É uma vingança tardia de Donald Trump, o mercurial presidente americano que colocou a Otan contra a parede, a ponto de fazer o líder francês, Emmanuel Macron, dizer que o clube estava em "morte cerebral".
Seja como for, são os americanos os líderes, e por isso o presidente Joe Biden fez o anúncio mais concreto de aumento de musculatura militar contra a Rússia. Os EUA terão pela primeira vez no pós-Guerra Fria um quartel-general de Exército no Leste Europeu, na belicosa e antirrussa Polônia.
"Putin destruiu a paz na Europa. Os EUA e seus aliados estão se mobilizando, provando que a Otan é mais necessária agora do que nunca", disse Biden. Um dos motivos da invasão foi impedir a adesão da Ucrânia à Otan, congelada desde um convite feito a ela em 2008, renovado sem muita convicção no Conceito.
O reforço incluirá mais dois destróieres baseados na Espanha —hoje são quatro—, dois novos esquadrões com caças F-35 no Reino Unido, brigadas não permanentes nos Estados Bálticos e na Romênia e defesa aérea adicional para Alemanha e Itália. Trata-se do maior deslocamento de forças americanas na Europa desde a Guerra Fria. Hoje há 100 mil soldados de Washington no continente, e é provável que haverá mais. Ao todo, a Otan diz que aumentará de 40 mil para 300 mil seu efetivo de reação rápida.
Em números gerais, a aliança já é bem superior à Rússia: gastou com defesa em 2021 US$ 1 trilhão, ante US$ 62 bilhões de Moscou, e tem 3,28 milhões de soldados, frente a 900 mil russos. Mas esses dados são ilusórios, como a natureza do combate atual mostra, e o Kremlin tem o maior arsenal nuclear do mundo.
Em troca de tal comprometimento, Biden viu sua principal preocupação estratégica atendida pelo novo Conceito: a China. O documento toma o cuidado de não chamar o gigante asiático de adversário, mas até aí também diz que gostaria de ter diálogo com Moscou. Afirma, contudo, que é preciso estar pronto para enfrentar as "táticas coercitivas e esforços para dividir a aliança" por parte de Pequim.
Mais relevante ainda é a simbólica presença de representantes de Austrália, Nova Zelândia, Japão e Coreia do Sul como convidados da cúpula, que acaba nesta quinta (30).
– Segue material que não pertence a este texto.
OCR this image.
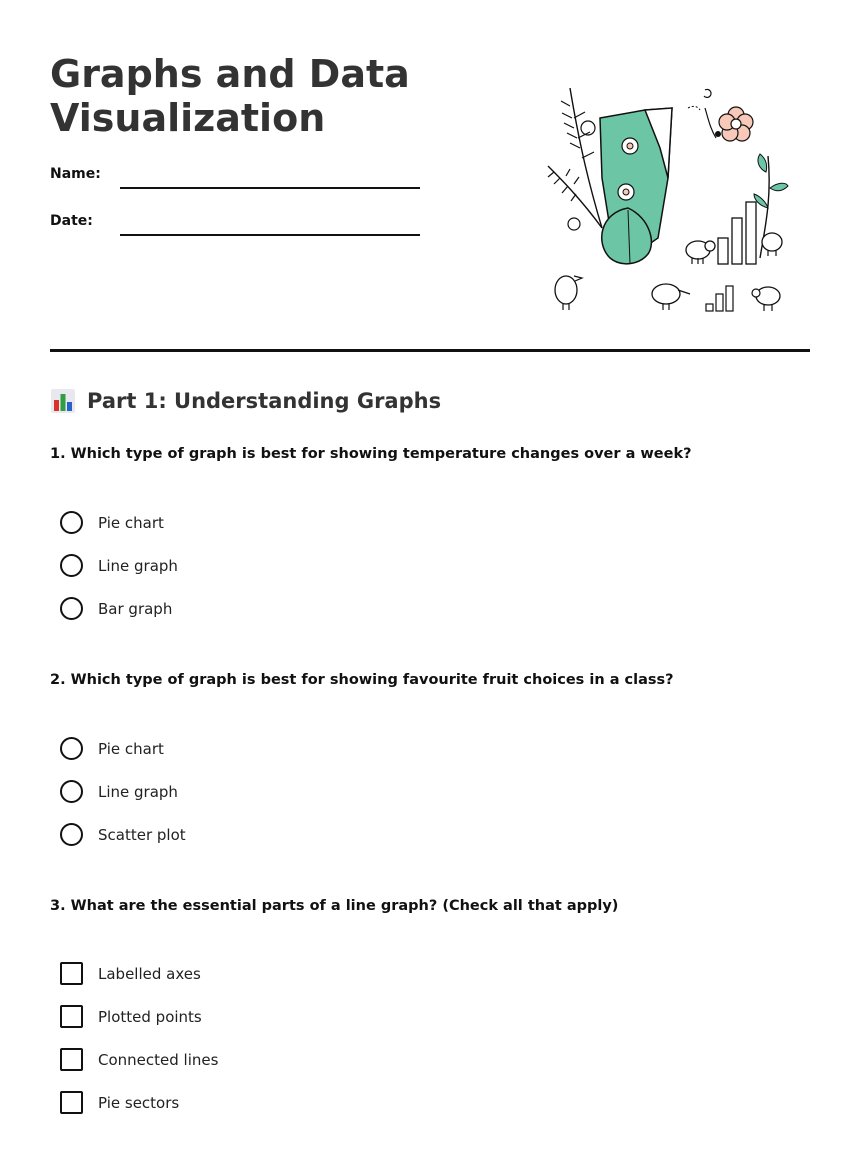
Graphs and Data
Visualization
Name:
Date:
Part 1: Understanding Graphs
1. Which type of graph is best for showing temperature changes over a week?
Pie chart
Line graph
Bar graph
2. Which type of graph is best for showing favourite fruit choices in a class?
Pie chart
Line graph
Scatter plot
3. What are the essential parts of a line graph? (Check all that apply)
Labelled axes
Plotted points
Connected lines
Pie sectors
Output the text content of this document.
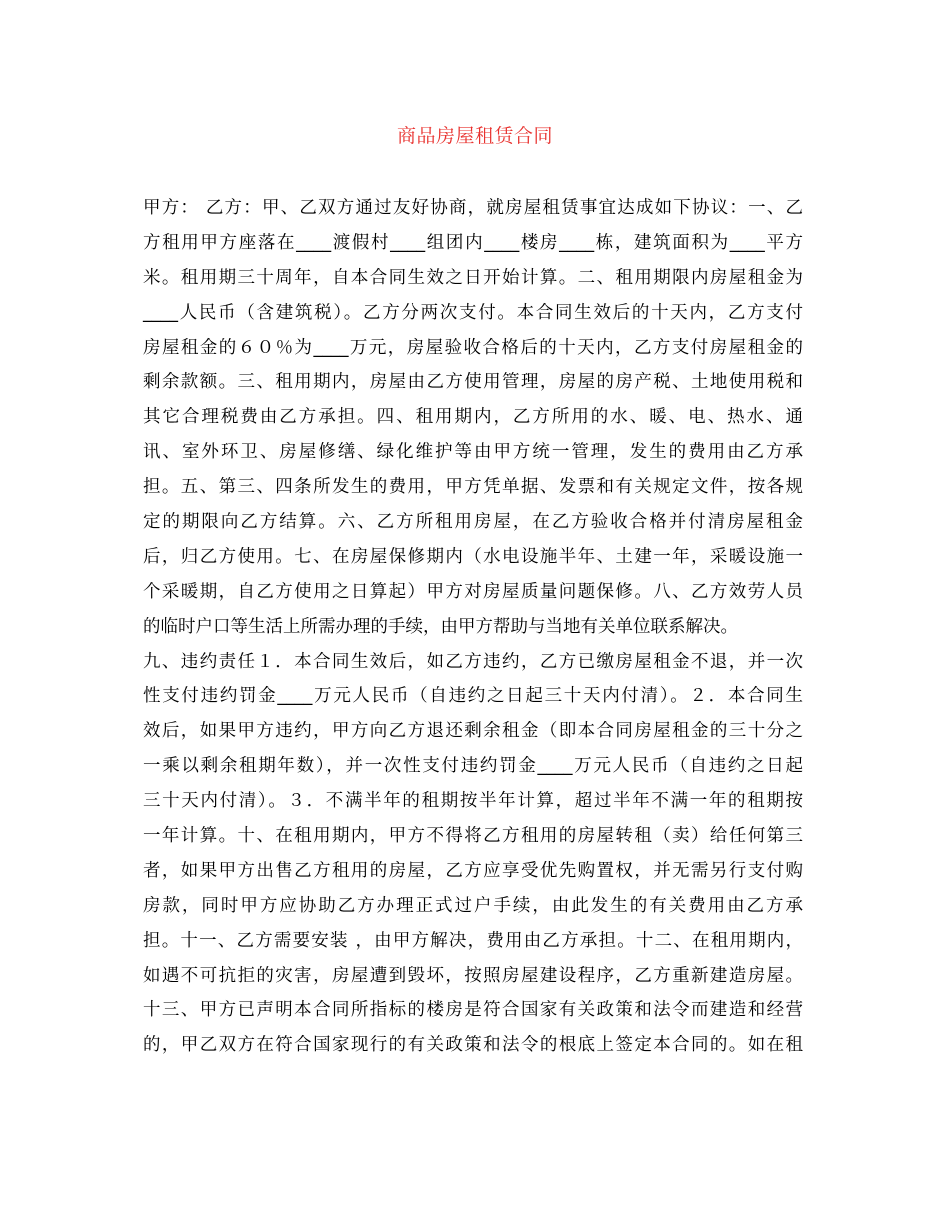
商品房屋租赁合同
甲方： 乙方：甲、乙双方通过友好协商，就房屋租赁事宜达成如下协议：一、乙
方租用甲方座落在____渡假村____组团内____楼房____栋，建筑面积为____平方
米。租用期三十周年，自本合同生效之日开始计算。二、租用期限内房屋租金为
____人民币（含建筑税）。乙方分两次支付。本合同生效后的十天内，乙方支付
房屋租金的６０％为____万元，房屋验收合格后的十天内，乙方支付房屋租金的
剩余款额。三、租用期内，房屋由乙方使用管理，房屋的房产税、土地使用税和
其它合理税费由乙方承担。四、租用期内，乙方所用的水、暖、电、热水、通
讯、室外环卫、房屋修缮、绿化维护等由甲方统一管理，发生的费用由乙方承
担。五、第三、四条所发生的费用，甲方凭单据、发票和有关规定文件，按各规
定的期限向乙方结算。六、乙方所租用房屋，在乙方验收合格并付清房屋租金
后，归乙方使用。七、在房屋保修期内（水电设施半年、土建一年，采暖设施一
个采暖期，自乙方使用之日算起）甲方对房屋质量问题保修。八、乙方效劳人员
的临时户口等生活上所需办理的手续，由甲方帮助与当地有关单位联系解决。
九、违约责任１．本合同生效后，如乙方违约，乙方已缴房屋租金不退，并一次
性支付违约罚金____万元人民币（自违约之日起三十天内付清）。２．本合同生
效后，如果甲方违约，甲方向乙方退还剩余租金（即本合同房屋租金的三十分之
一乘以剩余租期年数），并一次性支付违约罚金____万元人民币（自违约之日起
三十天内付清）。３．不满半年的租期按半年计算，超过半年不满一年的租期按
一年计算。十、在租用期内，甲方不得将乙方租用的房屋转租（卖）给任何第三
者，如果甲方出售乙方租用的房屋，乙方应享受优先购置权，并无需另行支付购
房款，同时甲方应协助乙方办理正式过户手续，由此发生的有关费用由乙方承
担。十一、乙方需要安装 ，由甲方解决，费用由乙方承担。十二、在租用期内，
如遇不可抗拒的灾害，房屋遭到毁坏，按照房屋建设程序，乙方重新建造房屋。
十三、甲方已声明本合同所指标的楼房是符合国家有关政策和法令而建造和经营
的，甲乙双方在符合国家现行的有关政策和法令的根底上签定本合同的。如在租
Pequim respondeu diretamente ao que vê como uma intromissão em seu quintal estratégico.
"As expansões depois da Guerra Fria não só falharam em tornar a Europa mais segura, mas também semearam as sementes do conflito [na Ucrânia]. Não podemos permitir que esse tipo de turbulência e conflito que está afetando partes do mundo ocorra na Ásia-Pacífico", afirmou o representante chinês na ONU, Zhang Jun, na noite de terça (28).